Met de opkomst van het gebruik van spermadonoren is ook een tot nu toe weinig besproken risico geïntroduceerd: dat van genetische aandoeningen die door deze donoren doorgegeven kunnen worden aan tientallen kinderen. Als dit gebeurt, blijken er weinig regels te zijn over hoe om te gaan met dit soort zaken.
Zo kregen Marieke en Laura op jonge leeftijd borstkanker en ontdekten ze op deze manier ook dat ze donorkind zijn. De twee vrouwen bleken zonder dat ze dit wisten afkomstig van een anonieme spermadonor van wie ze het borstkankergen BRCA hadden gekregen.
Ze hadden die informatie graag eerder gehad en willen nu andere nakomelingen van hun donor waarschuwen.
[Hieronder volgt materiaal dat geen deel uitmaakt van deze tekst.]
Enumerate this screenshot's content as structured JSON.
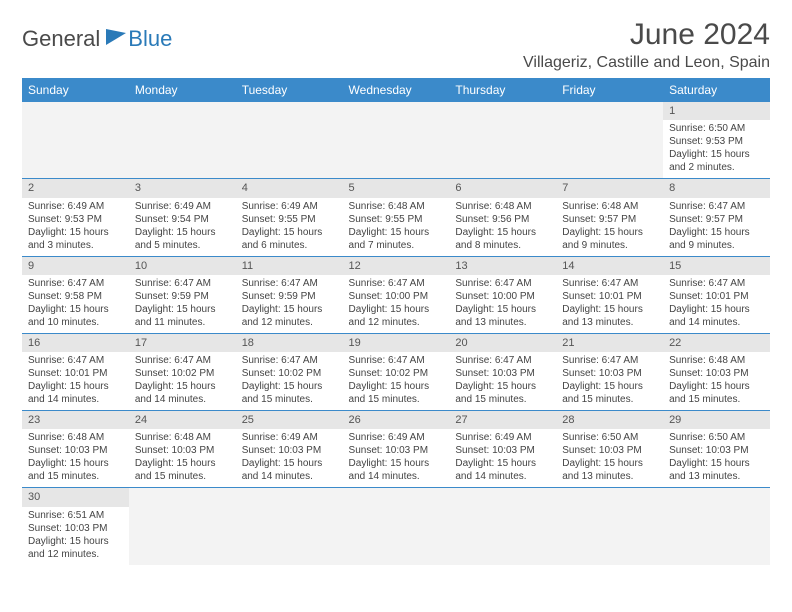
{
  "brand": {
    "general": "General",
    "blue": "Blue"
  },
  "title": "June 2024",
  "location": "Villageriz, Castille and Leon, Spain",
  "colors": {
    "header_bg": "#3b8aca",
    "header_text": "#ffffff",
    "daynum_bg": "#e6e6e6",
    "row_border": "#3b8aca"
  },
  "weekdays": [
    "Sunday",
    "Monday",
    "Tuesday",
    "Wednesday",
    "Thursday",
    "Friday",
    "Saturday"
  ],
  "weeks": [
    [
      null,
      null,
      null,
      null,
      null,
      null,
      {
        "n": "1",
        "sr": "Sunrise: 6:50 AM",
        "ss": "Sunset: 9:53 PM",
        "dl": "Daylight: 15 hours and 2 minutes."
      }
    ],
    [
      {
        "n": "2",
        "sr": "Sunrise: 6:49 AM",
        "ss": "Sunset: 9:53 PM",
        "dl": "Daylight: 15 hours and 3 minutes."
      },
      {
        "n": "3",
        "sr": "Sunrise: 6:49 AM",
        "ss": "Sunset: 9:54 PM",
        "dl": "Daylight: 15 hours and 5 minutes."
      },
      {
        "n": "4",
        "sr": "Sunrise: 6:49 AM",
        "ss": "Sunset: 9:55 PM",
        "dl": "Daylight: 15 hours and 6 minutes."
      },
      {
        "n": "5",
        "sr": "Sunrise: 6:48 AM",
        "ss": "Sunset: 9:55 PM",
        "dl": "Daylight: 15 hours and 7 minutes."
      },
      {
        "n": "6",
        "sr": "Sunrise: 6:48 AM",
        "ss": "Sunset: 9:56 PM",
        "dl": "Daylight: 15 hours and 8 minutes."
      },
      {
        "n": "7",
        "sr": "Sunrise: 6:48 AM",
        "ss": "Sunset: 9:57 PM",
        "dl": "Daylight: 15 hours and 9 minutes."
      },
      {
        "n": "8",
        "sr": "Sunrise: 6:47 AM",
        "ss": "Sunset: 9:57 PM",
        "dl": "Daylight: 15 hours and 9 minutes."
      }
    ],
    [
      {
        "n": "9",
        "sr": "Sunrise: 6:47 AM",
        "ss": "Sunset: 9:58 PM",
        "dl": "Daylight: 15 hours and 10 minutes."
      },
      {
        "n": "10",
        "sr": "Sunrise: 6:47 AM",
        "ss": "Sunset: 9:59 PM",
        "dl": "Daylight: 15 hours and 11 minutes."
      },
      {
        "n": "11",
        "sr": "Sunrise: 6:47 AM",
        "ss": "Sunset: 9:59 PM",
        "dl": "Daylight: 15 hours and 12 minutes."
      },
      {
        "n": "12",
        "sr": "Sunrise: 6:47 AM",
        "ss": "Sunset: 10:00 PM",
        "dl": "Daylight: 15 hours and 12 minutes."
      },
      {
        "n": "13",
        "sr": "Sunrise: 6:47 AM",
        "ss": "Sunset: 10:00 PM",
        "dl": "Daylight: 15 hours and 13 minutes."
      },
      {
        "n": "14",
        "sr": "Sunrise: 6:47 AM",
        "ss": "Sunset: 10:01 PM",
        "dl": "Daylight: 15 hours and 13 minutes."
      },
      {
        "n": "15",
        "sr": "Sunrise: 6:47 AM",
        "ss": "Sunset: 10:01 PM",
        "dl": "Daylight: 15 hours and 14 minutes."
      }
    ],
    [
      {
        "n": "16",
        "sr": "Sunrise: 6:47 AM",
        "ss": "Sunset: 10:01 PM",
        "dl": "Daylight: 15 hours and 14 minutes."
      },
      {
        "n": "17",
        "sr": "Sunrise: 6:47 AM",
        "ss": "Sunset: 10:02 PM",
        "dl": "Daylight: 15 hours and 14 minutes."
      },
      {
        "n": "18",
        "sr": "Sunrise: 6:47 AM",
        "ss": "Sunset: 10:02 PM",
        "dl": "Daylight: 15 hours and 15 minutes."
      },
      {
        "n": "19",
        "sr": "Sunrise: 6:47 AM",
        "ss": "Sunset: 10:02 PM",
        "dl": "Daylight: 15 hours and 15 minutes."
      },
      {
        "n": "20",
        "sr": "Sunrise: 6:47 AM",
        "ss": "Sunset: 10:03 PM",
        "dl": "Daylight: 15 hours and 15 minutes."
      },
      {
        "n": "21",
        "sr": "Sunrise: 6:47 AM",
        "ss": "Sunset: 10:03 PM",
        "dl": "Daylight: 15 hours and 15 minutes."
      },
      {
        "n": "22",
        "sr": "Sunrise: 6:48 AM",
        "ss": "Sunset: 10:03 PM",
        "dl": "Daylight: 15 hours and 15 minutes."
      }
    ],
    [
      {
        "n": "23",
        "sr": "Sunrise: 6:48 AM",
        "ss": "Sunset: 10:03 PM",
        "dl": "Daylight: 15 hours and 15 minutes."
      },
      {
        "n": "24",
        "sr": "Sunrise: 6:48 AM",
        "ss": "Sunset: 10:03 PM",
        "dl": "Daylight: 15 hours and 15 minutes."
      },
      {
        "n": "25",
        "sr": "Sunrise: 6:49 AM",
        "ss": "Sunset: 10:03 PM",
        "dl": "Daylight: 15 hours and 14 minutes."
      },
      {
        "n": "26",
        "sr": "Sunrise: 6:49 AM",
        "ss": "Sunset: 10:03 PM",
        "dl": "Daylight: 15 hours and 14 minutes."
      },
      {
        "n": "27",
        "sr": "Sunrise: 6:49 AM",
        "ss": "Sunset: 10:03 PM",
        "dl": "Daylight: 15 hours and 14 minutes."
      },
      {
        "n": "28",
        "sr": "Sunrise: 6:50 AM",
        "ss": "Sunset: 10:03 PM",
        "dl": "Daylight: 15 hours and 13 minutes."
      },
      {
        "n": "29",
        "sr": "Sunrise: 6:50 AM",
        "ss": "Sunset: 10:03 PM",
        "dl": "Daylight: 15 hours and 13 minutes."
      }
    ],
    [
      {
        "n": "30",
        "sr": "Sunrise: 6:51 AM",
        "ss": "Sunset: 10:03 PM",
        "dl": "Daylight: 15 hours and 12 minutes."
      },
      null,
      null,
      null,
      null,
      null,
      null
    ]
  ]
}
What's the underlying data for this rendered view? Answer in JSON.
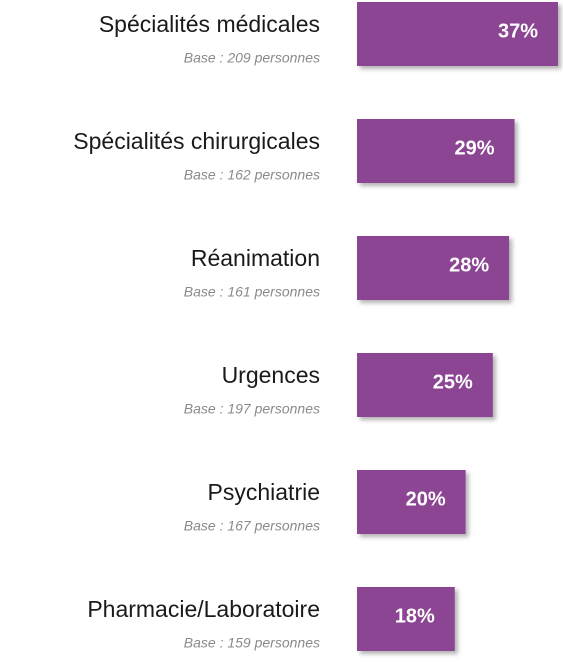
{
  "chart_data": {
    "type": "barh",
    "categories": [
      "Spécialités médicales",
      "Spécialités chirurgicales",
      "Réanimation",
      "Urgences",
      "Psychiatrie",
      "Pharmacie/Laboratoire"
    ],
    "base_labels": [
      "Base : 209 personnes",
      "Base : 162 personnes",
      "Base : 161 personnes",
      "Base : 197 personnes",
      "Base : 167 personnes",
      "Base : 159 personnes"
    ],
    "values": [
      37,
      29,
      28,
      25,
      20,
      18
    ],
    "value_labels": [
      "37%",
      "29%",
      "28%",
      "25%",
      "20%",
      "18%"
    ],
    "color": "#8b4593"
  }
}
Maar dat lijkt onmogelijk doordat bij klinieken de administratie ontbreekt en er van landelijke, laat staan internationale, afspraken geen sprake is.
Niet de biologische vader
Toen de ziekte bij Marieke en Laura een erfelijke oorzaak bleek te hebben, werd onderzocht van welke kant van de familie dit BRCA-gen kwam. "Mijn moeder had het gen niet en mijn vader wilde zich niet laten onderzoeken. Al snel bleek waarom: hij was mijn biologische vader niet", vertelt een van de vrouwen.
Marieke en Laura zijn verwekt in verschillende ziekenhuizen, waardoor ze waarschijnlijk niet dezelfde donorvader hebben. De twee vrouwen willen anoniem blijven omdat hun families nog altijd niet weten dat ze donorkinderen zijn, Marieke en Laura zijn dan ook gefingeerde namen.
Geen administratie meer
De twee vrouwen zijn in de jaren 70 en 80 verwekt met anoniem donorzaad. Van klinieken en ziekenhuizen die dit destijds deden is weinig tot geen administratie meer. Ze belden allebei met het ziekenhuis en de kliniek waar hun moeder onder behandeling was, maar kregen nul op rekest.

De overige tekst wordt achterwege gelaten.